Entrez Gene. Entrez Gene is NCBI’s database for gene-specific information. It does not include all known or predicted genes; instead Entrez Gene focuses on the genomes that have been completely sequenced, that have an active research community to contribute gene-specific information, or that are scheduled for intense sequence analysis.

The Entrez Genome database. The Entrez genome database has been retired. For backwards compatibility Geneious simulates searching of the old genome database by searching the Entrez Nucleotide database and filtering the results to include only genome results.

The Entrez Nucleotide database. This database in GenBank contains 3 separate components that are also searchable databases: “EST”, “GSS” and “CoreNucleotide”. The core nucleotide database brings together information from three other databases: GenBank, EMBI, and DDBJ. These are part of the International collaboration of Sequence Databases. This database also contains RefSeq records, which are NCBI-curated, non-redundant sets of sequences.

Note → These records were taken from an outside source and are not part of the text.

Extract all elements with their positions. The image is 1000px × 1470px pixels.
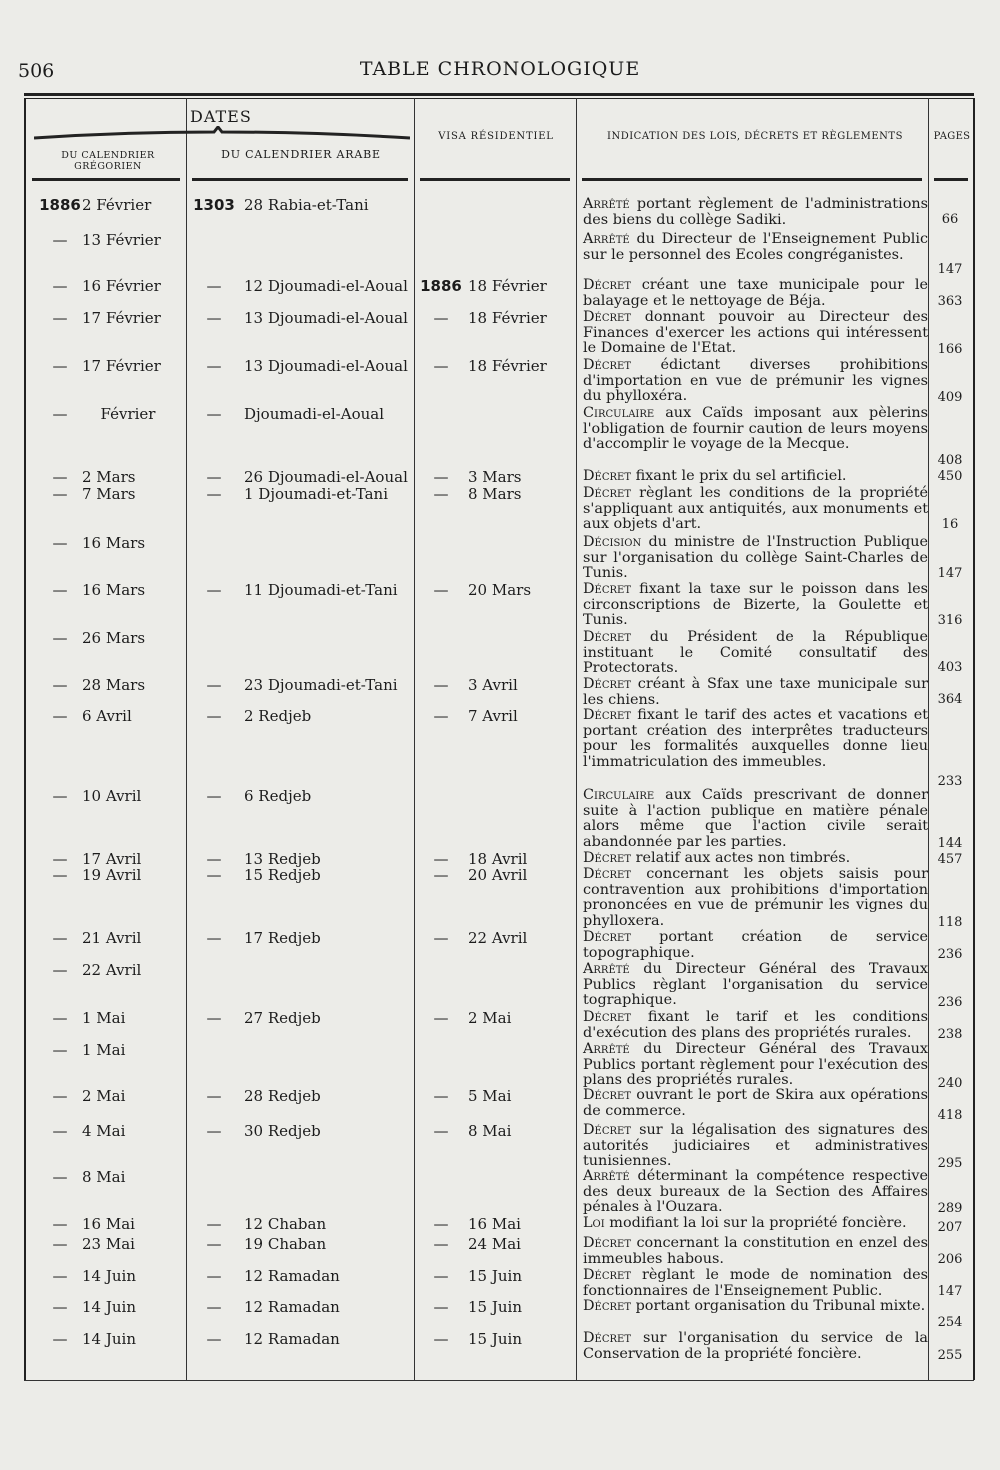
arab-date: 1 Djoumadi-et-Tani xyxy=(244,485,388,503)
entry-text: sur la légalisation des signatures des autorités judiciaires et administratives tunisiennes. xyxy=(583,1122,929,1170)
entry-description xyxy=(583,630,928,677)
page-reference: 289 xyxy=(937,1201,963,1216)
gregorian-date: 16 Mai xyxy=(82,1215,135,1233)
visa-year: — xyxy=(433,1087,449,1105)
arab-date: 28 Rabia-et-Tani xyxy=(244,196,369,214)
arab-date: 30 Redjeb xyxy=(244,1122,321,1140)
arab-date: 23 Djoumadi-et-Tani xyxy=(244,676,398,694)
gregorian-year: — xyxy=(52,1168,68,1186)
gregorian-date: 13 Février xyxy=(82,231,161,249)
gregorian-date: 28 Mars xyxy=(82,676,146,694)
entry-keyword: Circulaire xyxy=(583,405,655,421)
arab-date: 27 Redjeb xyxy=(244,1009,321,1027)
arab-date: 13 Djoumadi-el-Aoual xyxy=(244,309,408,327)
entry-description xyxy=(583,1331,928,1362)
entry-text: modifiant la loi sur la propriété foncière. xyxy=(609,1215,907,1231)
arab-year: — xyxy=(206,707,222,725)
visa-date: 15 Juin xyxy=(468,1267,522,1285)
entry-keyword: Arrêté xyxy=(583,231,630,247)
entry-description xyxy=(583,867,928,929)
entry-keyword: Arrêté xyxy=(583,196,630,212)
entry-description xyxy=(583,1088,928,1119)
entry-keyword: Décision xyxy=(583,534,642,550)
visa-date: 18 Février xyxy=(468,357,547,375)
page-reference: 255 xyxy=(937,1348,963,1363)
visa-year: — xyxy=(433,357,449,375)
page-reference: 418 xyxy=(937,1108,963,1123)
gregorian-date: 19 Avril xyxy=(82,866,142,884)
entry-text: aux Caïds imposant aux pèlerins l'obligation de fournir caution de leurs moyens d'accomplir le voyage de la Mecque. xyxy=(583,405,929,453)
entry-description xyxy=(583,1268,928,1299)
header-rule xyxy=(582,178,922,181)
arab-date: 15 Redjeb xyxy=(244,866,321,884)
gregorian-date: 17 Avril xyxy=(82,850,142,868)
arab-year: — xyxy=(206,850,222,868)
visa-date: 18 Février xyxy=(468,277,547,295)
arab-date: 12 Djoumadi-el-Aoual xyxy=(244,277,408,295)
arab-date: 2 Redjeb xyxy=(244,707,312,725)
entry-text: portant règlement de l'administrations des biens du collège Sadiki. xyxy=(583,196,929,228)
gregorian-date: 2 Mars xyxy=(82,468,136,486)
dates-brace xyxy=(34,126,410,140)
entry-keyword: Arrêté xyxy=(583,1041,630,1057)
gregorian-year: — xyxy=(52,357,68,375)
gregorian-year: — xyxy=(52,1215,68,1233)
page-reference: 240 xyxy=(937,1076,963,1091)
entry-keyword: Décret xyxy=(583,485,631,501)
entry-text: aux Caïds prescrivant de donner suite à l'action publique en matière pénale alors même que l'action civile serait abandonnée par les parties. xyxy=(583,787,928,850)
page-reference: 166 xyxy=(937,342,963,357)
arab-date: 19 Chaban xyxy=(244,1235,327,1253)
visa-year: — xyxy=(433,1298,449,1316)
arab-date: 12 Ramadan xyxy=(244,1267,340,1285)
table-right-border xyxy=(973,98,975,1380)
gregorian-year: — xyxy=(52,231,68,249)
visa-date: 16 Mai xyxy=(468,1215,521,1233)
page-reference: 66 xyxy=(941,212,959,227)
visa-date: 18 Février xyxy=(468,309,547,327)
gregorian-date: 8 Mai xyxy=(82,1168,126,1186)
gregorian-date: 1 Mai xyxy=(82,1041,126,1059)
gregorian-date: 14 Juin xyxy=(82,1298,136,1316)
page-reference: 408 xyxy=(937,453,963,468)
entry-keyword: Décret xyxy=(583,866,631,882)
entry-description xyxy=(583,1169,928,1216)
entry-description xyxy=(583,851,928,867)
header-rule xyxy=(420,178,570,181)
header-rule xyxy=(32,178,180,181)
visa-year: — xyxy=(433,676,449,694)
gregorian-year: — xyxy=(52,405,68,423)
entry-description xyxy=(583,1123,928,1170)
gregorian-date: 2 Mai xyxy=(82,1087,126,1105)
entry-keyword: Décret xyxy=(583,1235,631,1251)
arab-year: — xyxy=(206,1122,222,1140)
entry-keyword: Décret xyxy=(583,629,631,645)
page-reference: 147 xyxy=(937,1284,963,1299)
visa-date: 15 Juin xyxy=(468,1298,522,1316)
visa-date: 2 Mai xyxy=(468,1009,512,1027)
entry-description xyxy=(583,358,928,405)
entry-description xyxy=(583,582,928,629)
entry-description xyxy=(583,310,928,357)
page-reference: 316 xyxy=(937,613,963,628)
arab-date: 12 Ramadan xyxy=(244,1298,340,1316)
gregorian-date: 10 Avril xyxy=(82,787,142,805)
entry-text: concernant les objets saisis pour contravention aux prohibitions d'importation prononcées en vue de prémunir les vignes du phylloxera. xyxy=(583,866,928,929)
visa-year: — xyxy=(433,1330,449,1348)
arab-date: 13 Redjeb xyxy=(244,850,321,868)
visa-date: 22 Avril xyxy=(468,929,528,947)
arab-year: — xyxy=(206,277,222,295)
gregorian-date: 21 Avril xyxy=(82,929,142,947)
visa-date: 24 Mai xyxy=(468,1235,521,1253)
entry-text: créant une taxe municipale pour le balayage et le nettoyage de Béja. xyxy=(583,277,928,309)
visa-date: 8 Mars xyxy=(468,485,522,503)
entry-keyword: Décret xyxy=(583,581,631,597)
gregorian-date: 14 Juin xyxy=(82,1330,136,1348)
visa-date: 20 Mars xyxy=(468,581,532,599)
entry-keyword: Décret xyxy=(583,309,631,325)
entry-text: fixant la taxe sur le poisson dans les circonscriptions de Bizerte, la Goulette et Tunis. xyxy=(583,581,928,629)
table-top-rule xyxy=(24,93,974,96)
entry-keyword: Décret xyxy=(583,929,631,945)
entry-text: relatif aux actes non timbrés. xyxy=(635,850,851,866)
gregorian-year: — xyxy=(52,629,68,647)
visa-year: — xyxy=(433,485,449,503)
arab-date: 26 Djoumadi-el-Aoual xyxy=(244,468,408,486)
page-reference: 16 xyxy=(941,517,959,532)
gregorian-year: — xyxy=(52,534,68,552)
arab-date: 28 Redjeb xyxy=(244,1087,321,1105)
gregorian-year: — xyxy=(52,485,68,503)
entry-keyword: Circulaire xyxy=(583,787,655,803)
header-pages: PAGES xyxy=(933,131,971,142)
entry-description xyxy=(583,1042,928,1089)
entry-description xyxy=(583,232,928,263)
gregorian-year: — xyxy=(52,1041,68,1059)
page-reference: 364 xyxy=(937,692,963,707)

The Entrez Popset database. This database contains sets of aligned sequences that are the result of population, phylogenetic, or mutation studies. These alignments usually describe evolution and population variation. The PopSet database contains both nucleotide and protein sequence data, and can be used to analyze the evolutionary relatedness of a population.

The Entrez Protein database. This database contains sequence data from the translated coding regions from DNA sequences in GenBank, EMBL, and DDBJ as well as protein sequences submitted to the Protein Information Resource (PIR), SWISS-PROT, Protein Research Foundation (PRF), and Protein Data Bank (PDB) (sequences from solved structures).

The PubMed database. This is a service of the U.S. National Library of Medicine that includes over 16 million citations from MEDLINE and other life science journals. This archive of biomedical articles dates back to the 1950s. PubMed includes links to full text articles and other related resources, with the exception of those journals that need licenses to access their most recent issues.

Entrez SNP. In collaboration with the National Human Genome Research Institute, The National Center for Biotechnology Information has established the dbSNP database to serve as a central repository for both single base nucleotide subsitutions and short deletion and insertion polymorphisms.

The Entrez Structure database. This is NCBI’s structure database and is also called MMDB (Molecular Modeling Database). It contains three-dimensional, biomolecular, experimentally or programmatically determined structures obtained from the Protein Data Bank.

Entrez Taxonomy. This database contains the names of all organisms that are represented in the NCBI genetic database. Each organism must be represented by at least one nucleotide or protein sequence.